Des causes bien réelles…
Les raisons profondes de tels actes se nourrissent  effectivement d’un  certain nombre de causes facilement décelables pour le commun des mortels.
Citons ici, sans les hiérarchiser,  les « systèmes iniques », lesquels sans exception aucune s’établissent sur ce que nous nommons DOMINATION.
La vie des Humains est ainsi encadrée par le capitalisme, l’affairisme, les religions, les nationalismes, les
Gouvernants etc.
Le  nationalisme, lequel  à côté d’un  attachement naturel au  lieu de naissance, au  mode d’existence, à  une  façon particulière de parler et d’agir, se réfère par-dessus tout à sa capacité à produire des groupes, des classes sociales et les  hiérarchies qui s’y rattachent…  Le nationalisme, à la racine, est destructeur et réactionnaire.  C’est  un produit de l’action de l’Etat et des  élites dirigeantes.
L’évolution sociale des peuples ne peut pas être coincée dans d’étroites  frontières restreintes, celles de l’Etat-Nation sans nuire aux individus qui y « survivent ». Les frontières qui nous séparent, nous divisent, nous opposent.
Le recours aux conflits entre nations, à la guerre, devient alors très souvent – trop souvent – une conséquence  devant laquelle les dirigeants ne reculent pas. Ils n’hésitent pas à s’y engager. Il faut préciser du reste qu’en réalité ils n’hésitent pas à engager leurs peuples.
Les guerres sont source de mort, de souffrance, d’exil.

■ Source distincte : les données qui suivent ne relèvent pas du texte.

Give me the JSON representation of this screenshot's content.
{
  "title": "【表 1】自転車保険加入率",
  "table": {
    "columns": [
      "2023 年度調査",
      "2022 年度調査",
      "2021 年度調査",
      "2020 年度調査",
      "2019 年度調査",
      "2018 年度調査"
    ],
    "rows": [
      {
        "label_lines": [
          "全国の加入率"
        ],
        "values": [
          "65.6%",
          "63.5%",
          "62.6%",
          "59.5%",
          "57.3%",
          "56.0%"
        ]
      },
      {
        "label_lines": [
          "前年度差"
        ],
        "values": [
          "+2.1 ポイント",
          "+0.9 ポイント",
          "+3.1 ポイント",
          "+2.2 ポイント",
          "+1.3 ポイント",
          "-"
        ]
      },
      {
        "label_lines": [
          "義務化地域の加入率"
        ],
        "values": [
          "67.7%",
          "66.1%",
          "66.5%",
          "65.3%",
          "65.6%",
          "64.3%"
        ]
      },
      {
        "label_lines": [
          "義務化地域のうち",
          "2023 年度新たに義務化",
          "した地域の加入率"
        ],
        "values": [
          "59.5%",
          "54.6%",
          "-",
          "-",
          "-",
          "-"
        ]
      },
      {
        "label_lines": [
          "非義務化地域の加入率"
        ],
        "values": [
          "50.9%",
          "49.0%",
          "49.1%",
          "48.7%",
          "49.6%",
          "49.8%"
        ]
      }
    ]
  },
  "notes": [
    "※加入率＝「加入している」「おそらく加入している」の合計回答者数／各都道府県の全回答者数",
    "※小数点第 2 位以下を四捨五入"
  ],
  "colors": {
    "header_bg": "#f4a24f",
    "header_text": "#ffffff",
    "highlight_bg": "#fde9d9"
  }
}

Au final, des territoires et des pays peuvent changer de mains, mais des potentats remplacent d’autres potentats et les peules restent opprimés comme ils l’étaient auparavant.  Seuls les drapeaux  et les dirigeants changent mais les systèmes, les conditions sociales iniques et les hiérarchies subsistent !
Le  capitalisme poursuit son œuvre destructrice de la vie humaine en privilégiant ses intérêts propres. Les capitalistes, quelle que soit leur nationalité, poursuivent un même et unique but : faire des affaires s’enrichir au détriment des classes exploitées… Le commerce des armes, les conflits et les guerres  qui l’alimentent  n’ont jamais été des obstacles à l’attitude d’une inhumaine inconséquence du capitalisme.  Ainsi, les capitalistes peuvent s’y vautrer sans aucune espèce de retenue.

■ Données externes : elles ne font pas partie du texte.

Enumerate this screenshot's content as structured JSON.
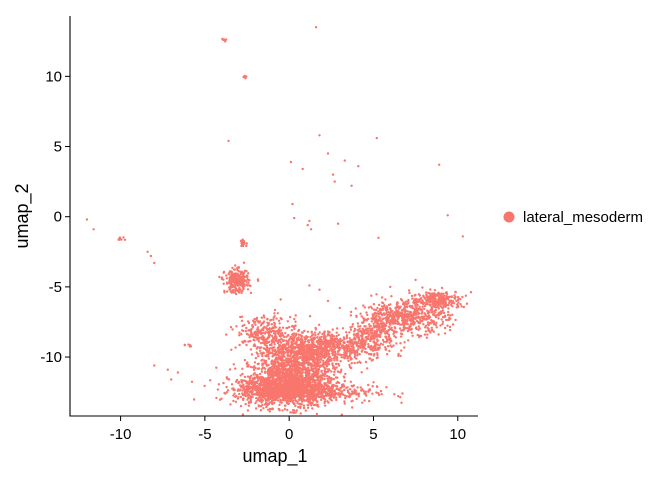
{
  "chart_data": {
    "type": "scatter",
    "title": "",
    "xlabel": "umap_1",
    "ylabel": "umap_2",
    "xlim": [
      -13.0,
      11.2
    ],
    "ylim": [
      -14.2,
      14.3
    ],
    "x_ticks": [
      -10,
      -5,
      0,
      5,
      10
    ],
    "x_tick_labels": [
      "-10",
      "-5",
      "0",
      "5",
      "10"
    ],
    "y_ticks": [
      -10,
      -5,
      0,
      5,
      10
    ],
    "y_tick_labels": [
      "-10",
      "-5",
      "0",
      "5",
      "10"
    ],
    "grid": false,
    "legend_position": "right",
    "series": [
      {
        "name": "lateral_mesoderm",
        "color": "#F8766D",
        "clusters": [
          {
            "cx": 0.2,
            "cy": -11.8,
            "sx": 1.3,
            "sy": 0.9,
            "n": 1400
          },
          {
            "cx": 1.0,
            "cy": -12.5,
            "sx": 2.0,
            "sy": 0.35,
            "n": 500
          },
          {
            "cx": -1.5,
            "cy": -12.3,
            "sx": 0.9,
            "sy": 0.5,
            "n": 350
          },
          {
            "cx": 0.8,
            "cy": -9.6,
            "sx": 1.2,
            "sy": 0.7,
            "n": 800
          },
          {
            "cx": -1.5,
            "cy": -8.3,
            "sx": 0.8,
            "sy": 0.6,
            "n": 250
          },
          {
            "cx": 3.5,
            "cy": -9.2,
            "sx": 1.3,
            "sy": 0.5,
            "n": 400
          },
          {
            "cx": 6.8,
            "cy": -7.2,
            "sx": 1.3,
            "sy": 0.55,
            "n": 600
          },
          {
            "cx": 8.8,
            "cy": -5.9,
            "sx": 0.8,
            "sy": 0.3,
            "n": 250
          },
          {
            "cx": 5.0,
            "cy": -8.3,
            "sx": 0.6,
            "sy": 0.4,
            "n": 150
          },
          {
            "cx": -3.1,
            "cy": -4.6,
            "sx": 0.35,
            "sy": 0.4,
            "n": 280
          },
          {
            "cx": -2.7,
            "cy": -1.9,
            "sx": 0.12,
            "sy": 0.12,
            "n": 25
          },
          {
            "cx": -10.0,
            "cy": -1.6,
            "sx": 0.12,
            "sy": 0.08,
            "n": 8
          },
          {
            "cx": -6.0,
            "cy": -9.2,
            "sx": 0.12,
            "sy": 0.05,
            "n": 6
          },
          {
            "cx": -3.9,
            "cy": 12.6,
            "sx": 0.08,
            "sy": 0.06,
            "n": 5
          },
          {
            "cx": -2.6,
            "cy": 10.0,
            "sx": 0.06,
            "sy": 0.06,
            "n": 5
          }
        ],
        "points": [
          [
            1.6,
            13.5
          ],
          [
            -3.6,
            5.4
          ],
          [
            -12.0,
            -0.2
          ],
          [
            -11.6,
            -0.9
          ],
          [
            -8.4,
            -2.5
          ],
          [
            -8.2,
            -2.8
          ],
          [
            -8.0,
            -3.3
          ],
          [
            -8.0,
            -10.6
          ],
          [
            -7.2,
            -10.9
          ],
          [
            -7.0,
            -11.6
          ],
          [
            -6.6,
            -11.1
          ],
          [
            0.1,
            3.9
          ],
          [
            0.2,
            0.9
          ],
          [
            0.3,
            -0.1
          ],
          [
            0.8,
            3.4
          ],
          [
            1.8,
            5.8
          ],
          [
            2.3,
            4.5
          ],
          [
            2.6,
            3.0
          ],
          [
            2.7,
            2.5
          ],
          [
            3.3,
            4.0
          ],
          [
            3.7,
            2.2
          ],
          [
            4.1,
            3.6
          ],
          [
            5.2,
            5.6
          ],
          [
            5.3,
            -1.5
          ],
          [
            1.1,
            -0.6
          ],
          [
            1.2,
            -0.3
          ],
          [
            1.3,
            -0.9
          ],
          [
            2.9,
            -0.5
          ],
          [
            8.9,
            3.7
          ],
          [
            9.4,
            0.1
          ],
          [
            10.3,
            -1.4
          ],
          [
            7.5,
            -4.5
          ],
          [
            6.0,
            -5.0
          ],
          [
            1.8,
            -5.2
          ],
          [
            1.2,
            -4.9
          ],
          [
            2.3,
            -6.0
          ],
          [
            -0.5,
            -5.9
          ],
          [
            3.0,
            -6.5
          ],
          [
            4.3,
            -7.1
          ]
        ]
      }
    ]
  }
}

Les conséquences… Ce n’est pas leur affaire !
Les religions, toutes les religions, ont été pourvoyeuses de conflits, de  guerres internes et/ou extérieures et, par le biais des dogmes et injonctions qu’elles véhiculent, se sont souvent sinon toujours posées comme des justifications aux  actes les plus barbares auxquels les peuples ont été confrontés. C’est une évidence qu’il est difficile de mettre en doute, les religions sont encore aujourd’hui  des obstacles à la prise de conscience des individus de l’état social, de l’état économique, de l’état culturel dans lesquels ils se trouvent  plongés. Aucune espèce de projets de vie, sinon un ascétisme et la « promesse d’un au-delà paradisiaque », un paradis pour  après… et encore à la condition d’avoir été « un bon croyant ».
Difficile dès lors qu’il y a à la fois  choix et  encombrement.   Chacun nous raconte  sans sourciller qu’il y a un seul Dieu, un seul prophète, et pour chacun d’eux un guide particulier …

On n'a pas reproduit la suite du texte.